From a slightly more scientific perspective: the model operates by performing a regression analysis on the extensive dataset. This process involves identifying relationships and patterns within the data – which includes price, region, variety, and critic scores – and applying these findings to predict a specific price for a bottle of wine. Essentially, it's a just a thorough statistical analysis, but at a scale and speed unattainable by humans. The model's algorithms analyze correlations and variations across thousands of data points, thereby deriving a calculated, data-driven price strategy for, say, a particular bottle of Riesling, specifically from the Lake Michigan Shore. This ensures that the pricing suggestion is rooted in a comprehensive understanding of the actual wine market captured by the data set.

What makes this approach particularly exciting is how it tailors these insights to our winery's unique profile. A Lake Michigan Shore Riesling isn't just any wine. It has its own story, its own flavor profile, and, importantly, its own very unique market niche. The model takes into account not just the broad strokes of the wine industry but also the specifics – like how Rieslings generally perform by region and how past similar wines have been priced according to critic scores.

Navigating Market Complexity with a Data-Informed Lens

While the model we've embraced here can be a powerful tool, it's important to recognize its role in the broader context of market dynamics. It’s not a crystal ball, but rather a compass – guiding, but not dictating our pricing strategy. The wine market has constant shifting of consumer preferences, emerging competitors, and fluctuating economic factors, requiring more than a “one software solution” to pricing.

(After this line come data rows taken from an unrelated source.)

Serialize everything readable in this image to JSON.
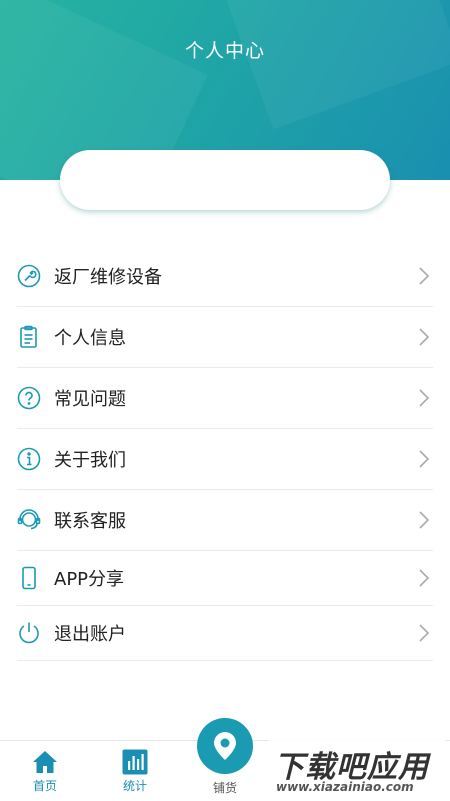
{
  "header": {
    "title": "个人中心"
  },
  "menu": [
    {
      "label": "返厂维修设备",
      "icon": "wrench-icon"
    },
    {
      "label": "个人信息",
      "icon": "clipboard-icon"
    },
    {
      "label": "常见问题",
      "icon": "question-icon"
    },
    {
      "label": "关于我们",
      "icon": "info-icon"
    },
    {
      "label": "联系客服",
      "icon": "headset-icon"
    },
    {
      "label": "APP分享",
      "icon": "phone-icon"
    },
    {
      "label": "退出账户",
      "icon": "power-icon"
    }
  ],
  "tabbar": {
    "home": "首页",
    "stats": "统计",
    "center": "铺货"
  },
  "watermark": {
    "main": "下载吧应用",
    "sub": "www.xiazainiao.com"
  },
  "colors": {
    "accent": "#1b9bb2",
    "header_start": "#26b3a0",
    "header_end": "#1a8fb0"
  }
}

This model, or any to be honest, is best understood as a starting point for deeper business conversations. It provides a data-informed foundation upon which we can build our discussions around branding, market positioning, and growth strategy. For instance, the model might suggest a certain price of $38 based on hundreds of thousands of historical data points. While it can tempting to trust data unquestioningly due to the near propaganda-level advertising of data and software companies, we need to overlay this $38 with our understanding of current market movements, potential inflation, changes in consumer spending power, and yes, even a bit of your gut feeling as a 40-year winemaker.

This approach acknowledges the reality of any data model – it's only as good as the decisions it later informs. But by using the model as a baseline, we can engage in more nuanced and strategic discussions about our winery's future. It prompts us to consider how a Lake Michigan Shore Riesling may fit into the broader narrative of our brand, how we want to position ourselves in the market, and how we can adapt to external factors like economic shifts or changes in consumer taste.

In essence, the model is not the end of our pricing journey; it's a key part of an ongoing dialogue. It helps us cut through the noise and complexity of the market, providing clarity and direction. But the final decisions – those that consider the soul of our brand and our aspirations as a winery – those are uniquely human and extend well beyond what any algorithm can offer.

Embracing the Data-Driven Revolution

In the end, for small wineries, embracing the power of data analysis and machine learning is not just about keeping up with the times and AI hype; it's about ensuring that bottle of wine that took over a year of love and work (it tastes better too…) maintains its rightful place in a market full of mass produced brands backed by budget for analysts and expensive software. A simple regression model that you, the winemaker, create yourself can represent a new era in winemaking – one where data-driven decisions actually help our business strategies, ensuring that passion for winemaking is matched by a modern approach to the market.